Я не сразу понял, к кому она обратилась. Но пауза, затягиваясь, становилась все однозначнее. С привычным постоянством игнорируя окружающих, Ариадна читала что-то на планшете.
– Это тебя, – коснулся я ее плеча.
Ариадна посмотрела на меня, потом на Ольгу.
– Что-нибудь – это что?
Мару откашлялся:
– Мы все должны отдавать себе отчет: это показной акт миротворчества. Рассекречивая спустя столько лет «Эгиду», госпожа-старший-председатель хочет дать понять, что им нечего скрывать. Но мы знаем, что это не так. А они знают, что мы знаем. На проекте что-то произошло. Нужно выяснить, что́ Минотавр вообще делал там, из-за чего они поругались с Обержином и почему он передумал. Мы же знаем – Минотавр не умеет передумывать.

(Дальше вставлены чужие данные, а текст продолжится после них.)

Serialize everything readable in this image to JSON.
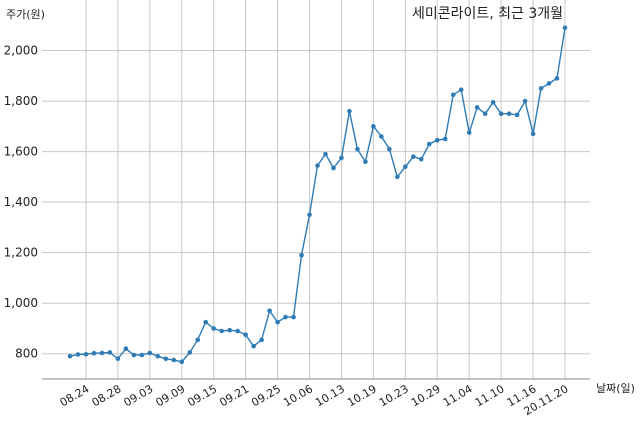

– Считаешь, у них есть рычаг давления? – спросил я.
– Не знаю, – вздохнул Мару. – Но мне очень не нравится, как ведут себя Фиц с Элизой. Очевидно, что они вовлечены во что-то небезопасное. Это сказывается на их душевном здоровье.
Я вспомнил ночь. Изможденные бледные лица. И что случилось, когда я перегнул.